Looking for a bargain? – Check out the best tech deals in Australia

The Best and Worst Tech Stocks of 2021

2021 was a tough year all around, but it was especially tough on several companies that rode the pandemic wave in 2020.

2021 was supposed to be better than 2020, but for many of us, it felt more like we'd been repeatedly ravaged by a couple of pit bulls named Stalin and Genghis. That's also true in the corporate sector, as many companies that rode the pandemic revenue wave in 2020 took a nasty and, sometimes, unexpected beating in 2021.

According to an end-of-year analysis done by Laura Mandaro and Aidan Ryan of The Information, an investment-news outlet, and based on data from S&P Global IQ, 2021 dropped stock prices for several companies that seemed unbeatable as the world moved towards a permanent hybrid work culture.

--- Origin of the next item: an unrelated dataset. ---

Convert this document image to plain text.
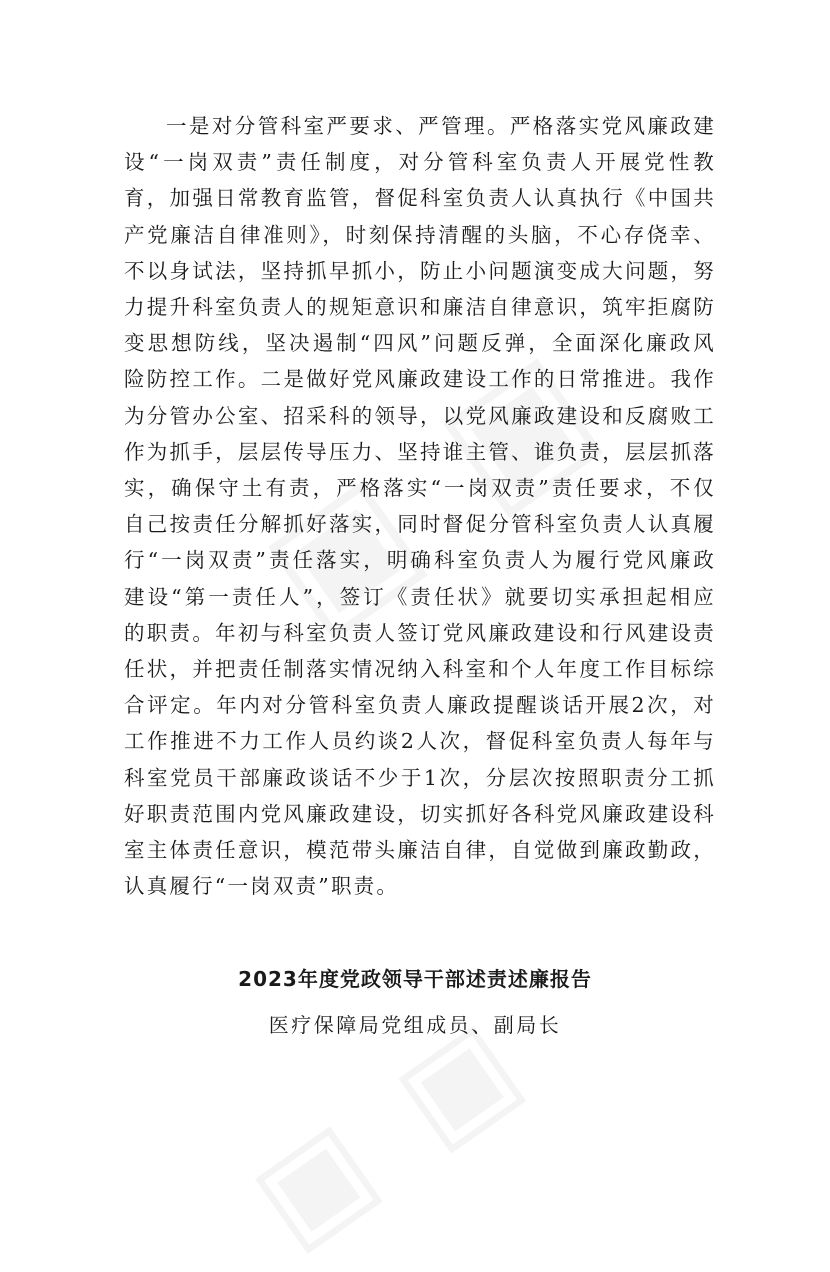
一是对分管科室严要求、严管理。严格落实党风廉政建设“一岗双责”责任制度，对分管科室负责人开展党性教育，加强日常教育监管，督促科室负责人认真执行《中国共产党廉洁自律准则》，时刻保持清醒的头脑，不心存侥幸、不以身试法，坚持抓早抓小，防止小问题演变成大问题，努力提升科室负责人的规矩意识和廉洁自律意识，筑牢拒腐防变思想防线，坚决遏制“四风”问题反弹，全面深化廉政风险防控工作。二是做好党风廉政建设工作的日常推进。我作为分管办公室、招采科的领导，以党风廉政建设和反腐败工作为抓手，层层传导压力、坚持谁主管、谁负责，层层抓落实，确保守土有责，严格落实“一岗双责”责任要求，不仅自己按责任分解抓好落实，同时督促分管科室负责人认真履行“一岗双责”责任落实，明确科室负责人为履行党风廉政建设“第一责任人”，签订《责任状》就要切实承担起相应的职责。年初与科室负责人签订党风廉政建设和行风建设责任状，并把责任制落实情况纳入科室和个人年度工作目标综合评定。年内对分管科室负责人廉政提醒谈话开展2次，对工作推进不力工作人员约谈2人次，督促科室负责人每年与科室党员干部廉政谈话不少于1次，分层次按照职责分工抓好职责范围内党风廉政建设，切实抓好各科党风廉政建设科室主体责任意识，模范带头廉洁自律，自觉做到廉政勤政，认真履行“一岗双责”职责。

2023年度党政领导干部述责述廉报告

医疗保障局党组成员、副局长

In tech, Mandaro and Ryan reported, there seemed to be a group mentality among investors that blessed certain sectors and dropped others like a lead bowling ball. The big five tech companies—Meta (FB), Amazon (AMZN), Apple (AAPL), Netflix (NFLX), and Alphabet (GOOG), affectionately known as FAANG—made the S&P's top 20 list last year, but they didn't make the top 10 this year. Most did rise somewhat, especially Apple at 66%.

Semiconductors were a much rosier sector: Nvidia jumped up 132% and enjoyed a market cap of $750 billion, making it the largest company in last year's top-20 stocks. But the behemoth in chip-making, Taiwan Semiconductor Manufacturing (TSM), rose only 17.41%, according to Barrons. Then again, behemoths tend to move slowly; and for companies of that size and dominance, those numbers are still net-positive.

Companies that took it on the chin were often the same firms that did exceptionally well in the work-from-home stampede that was 2020. Peloton (PTON) and Zoom (ZM) were two notable ones, dropping 77% and 49%, respectively. But even some giants got hit, including Alibaba (BABA), which sank by negative 53% even though it remains a major online shopping center.

Another surprise was that business VoIP provider RingCentral (RNG) dropped by 50%, even though its online collaboration products seem tailor-made for customers moving employees to hybrid work. While you might be able to trace RingCentral's troubles to some 2021 C-suite shakeups, the annual drop was still steep.

But not all pandemic darlings took a kick in the nethers last year. AMC Entertainment (AMC) and GameStop, whose streaming services were highly successful during the pandemic quarantining of 2020, continued that success in 2021. AMC was the hands-down winner with 1,121% annual growth. GameStop (GME) was fairly close behind at 694%.

When Mandaro and Ryan looked at overall performance over the last two years, the biggest winner was GameStop at 2,509% followed by electric car makers Tesla (TSLA), which came in at a honking 1,162%, and Nio (NIO), which hit 1,067%. The blue-ribbon losers were Tencent Music (TCEHY), dropping by 50% and Alibaba again, which took a 48% hit over both years.